Beberapa modus pencucian uang yang banyak dilakukan oleh pelaku pencucian uang adalah :
- Smurfing, yaitu upaya untuk menghindari pelaporan dengan memecah-mecah
transaksi yang dilakukan oleh banyak pelaku.
- Structuring, yaitu upaya untuk menghindari pelaporan dengan memecah-mecah
transaksi sehingga jumlah transaksi menjadi lebih kecil.

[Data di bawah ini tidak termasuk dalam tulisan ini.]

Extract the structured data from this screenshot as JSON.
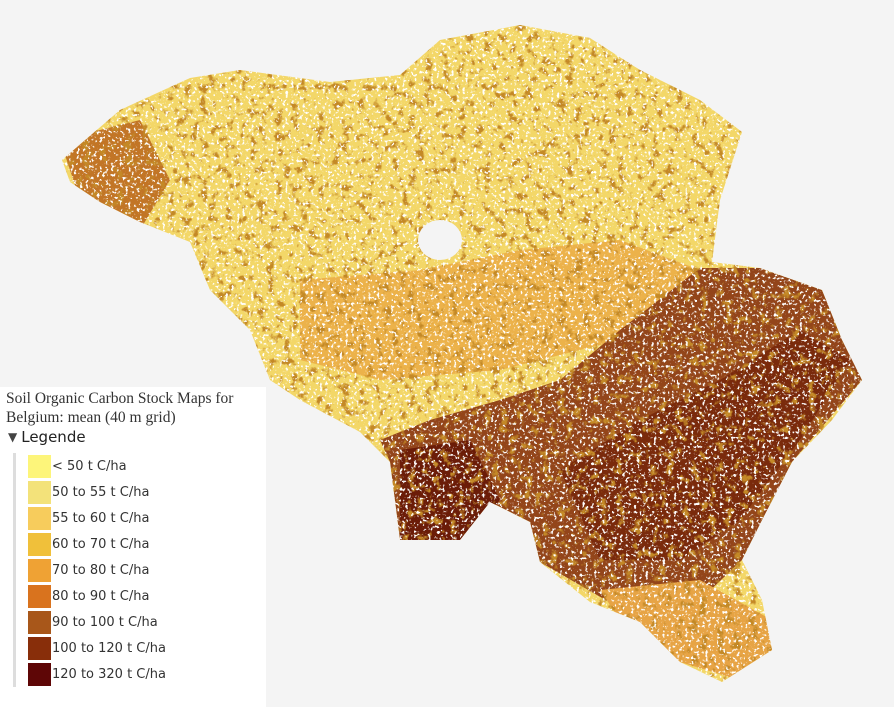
{
  "legend": {
    "title": "Soil Organic Carbon Stock Maps for Belgium: mean (40 m grid)",
    "toggle_label": "Legende",
    "toggle_icon": "triangle-down-icon",
    "items": [
      {
        "label": "< 50 t C/ha",
        "color": "#fdf57a"
      },
      {
        "label": "50 to 55 t C/ha",
        "color": "#f3e27a"
      },
      {
        "label": "55 to 60 t C/ha",
        "color": "#f7cc5c"
      },
      {
        "label": "60 to 70 t C/ha",
        "color": "#f0c03a"
      },
      {
        "label": "70 to 80 t C/ha",
        "color": "#efa234"
      },
      {
        "label": "80 to 90 t C/ha",
        "color": "#d9731e"
      },
      {
        "label": "90 to 100 t C/ha",
        "color": "#a8571a"
      },
      {
        "label": "100 to 120 t C/ha",
        "color": "#882e0a"
      },
      {
        "label": "120 to 320 t C/ha",
        "color": "#5e0606"
      }
    ]
  }
}
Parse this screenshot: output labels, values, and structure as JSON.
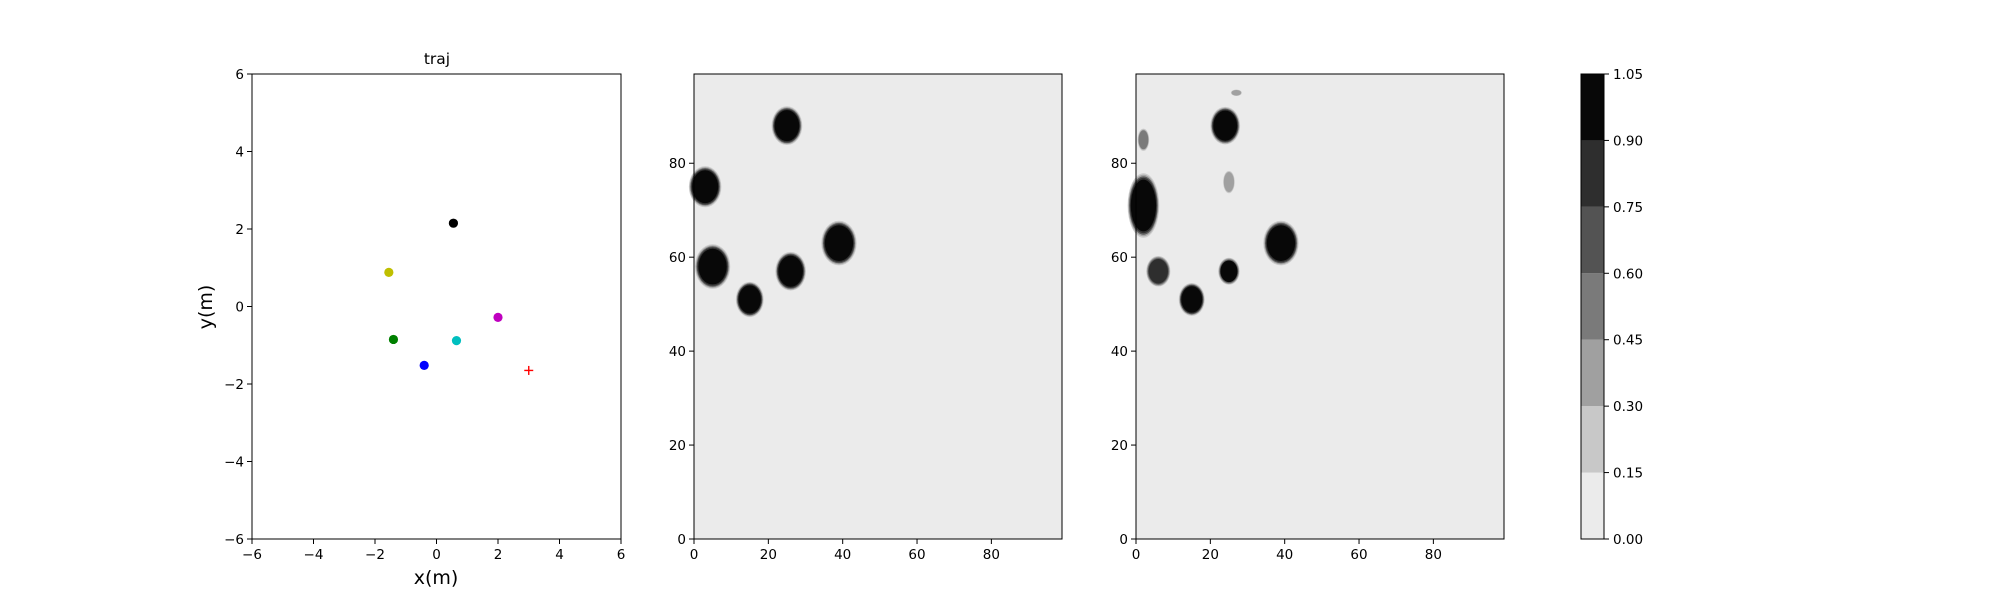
{
  "chart_data": [
    {
      "type": "scatter",
      "title": "traj",
      "xlabel": "x(m)",
      "ylabel": "y(m)",
      "xlim": [
        -6,
        6
      ],
      "ylim": [
        -6,
        6
      ],
      "xticks": [
        "−6",
        "−4",
        "−2",
        "0",
        "2",
        "4",
        "6"
      ],
      "yticks": [
        "−6",
        "−4",
        "−2",
        "0",
        "2",
        "4",
        "6"
      ],
      "grid": false,
      "points": [
        {
          "x": 0.55,
          "y": 2.15,
          "color": "#000000",
          "marker": "circle"
        },
        {
          "x": -1.55,
          "y": 0.88,
          "color": "#bfbf00",
          "marker": "circle"
        },
        {
          "x": -1.4,
          "y": -0.85,
          "color": "#008000",
          "marker": "circle"
        },
        {
          "x": 2.0,
          "y": -0.28,
          "color": "#bf00bf",
          "marker": "circle"
        },
        {
          "x": 0.65,
          "y": -0.88,
          "color": "#00bfbf",
          "marker": "circle"
        },
        {
          "x": -0.4,
          "y": -1.52,
          "color": "#0000ff",
          "marker": "circle"
        },
        {
          "x": 3.0,
          "y": -1.65,
          "color": "#ff0000",
          "marker": "plus"
        }
      ]
    },
    {
      "type": "heatmap",
      "title": "",
      "xlim": [
        0,
        99
      ],
      "ylim": [
        0,
        99
      ],
      "xticks": [
        "0",
        "20",
        "40",
        "60",
        "80"
      ],
      "yticks": [
        "0",
        "20",
        "40",
        "60",
        "80"
      ],
      "background_level": 0.05,
      "blobs": [
        {
          "x": 25,
          "y": 88,
          "r": 3.3,
          "level": 1.0
        },
        {
          "x": 3,
          "y": 75,
          "r": 3.5,
          "level": 1.0
        },
        {
          "x": 5,
          "y": 58,
          "r": 3.8,
          "level": 1.0
        },
        {
          "x": 15,
          "y": 51,
          "r": 3.0,
          "level": 1.0
        },
        {
          "x": 26,
          "y": 57,
          "r": 3.3,
          "level": 1.0
        },
        {
          "x": 39,
          "y": 63,
          "r": 3.8,
          "level": 1.0
        }
      ]
    },
    {
      "type": "heatmap",
      "title": "",
      "xlim": [
        0,
        99
      ],
      "ylim": [
        0,
        99
      ],
      "xticks": [
        "0",
        "20",
        "40",
        "60",
        "80"
      ],
      "yticks": [
        "0",
        "20",
        "40",
        "60",
        "80"
      ],
      "background_level": 0.05,
      "blobs": [
        {
          "x": 24,
          "y": 88,
          "r": 3.2,
          "level": 1.0
        },
        {
          "x": 2,
          "y": 71,
          "r": 3.4,
          "ry": 5.5,
          "level": 1.0
        },
        {
          "x": 6,
          "y": 57,
          "r": 2.6,
          "level": 0.85
        },
        {
          "x": 15,
          "y": 51,
          "r": 2.8,
          "level": 1.0
        },
        {
          "x": 25,
          "y": 57,
          "r": 2.3,
          "level": 0.9
        },
        {
          "x": 39,
          "y": 63,
          "r": 3.8,
          "level": 1.0
        },
        {
          "x": 2,
          "y": 85,
          "r": 1.3,
          "ry": 2.0,
          "level": 0.45
        },
        {
          "x": 25,
          "y": 76,
          "r": 1.3,
          "ry": 2.0,
          "level": 0.4
        },
        {
          "x": 27,
          "y": 95,
          "r": 1.3,
          "ry": 0.6,
          "level": 0.3
        }
      ]
    }
  ],
  "colorbar": {
    "ticks": [
      "0.00",
      "0.15",
      "0.30",
      "0.45",
      "0.60",
      "0.75",
      "0.90",
      "1.05"
    ],
    "levels": [
      0,
      0.15,
      0.3,
      0.45,
      0.6,
      0.75,
      0.9,
      1.05
    ],
    "colors": [
      "#ebebeb",
      "#c8c8c8",
      "#a0a0a0",
      "#7a7a7a",
      "#535353",
      "#2e2e2e",
      "#080808"
    ]
  }
}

- Pembelian aset/barang-barang mewah, yaitu menyembunyikan status kepemilikan
dari aset/barang mewah termasuk pengalihan aset tanpa terdeteksi oleh sistem
keuangan.
- Pertukaran barang (barter), yaitu menghindari penggunaan dana tunai atau instrumen
keuangan sehingga tidak dapat terdeteksi oleh sistem keuangan.
- Penggunaan pihak ketiga, yaitu transaksi yang dilakukan dengan menggunakan
identitas pihak ketiga dengan tujuan menghindari terdeteksinya identitas dari pihak
yang sebenarnya merupakan pemilik dana hasil tindak pidana.
- Mingling, yaitu mencampurkan dana hasil tindak pidana dengan dana dari hasil
kegiatan usaha yang legal dengan tujuan untuk mengaburkan sumber asal dananya.
- Penggunaan identitas palsu, yaitu transaksi yang dilakukan dengan menggunakan
identitas palsu sebagai upaya untuk mempersulit terlacaknya identitas dan
pendeteksian keberadaan pelaku pencucian uang.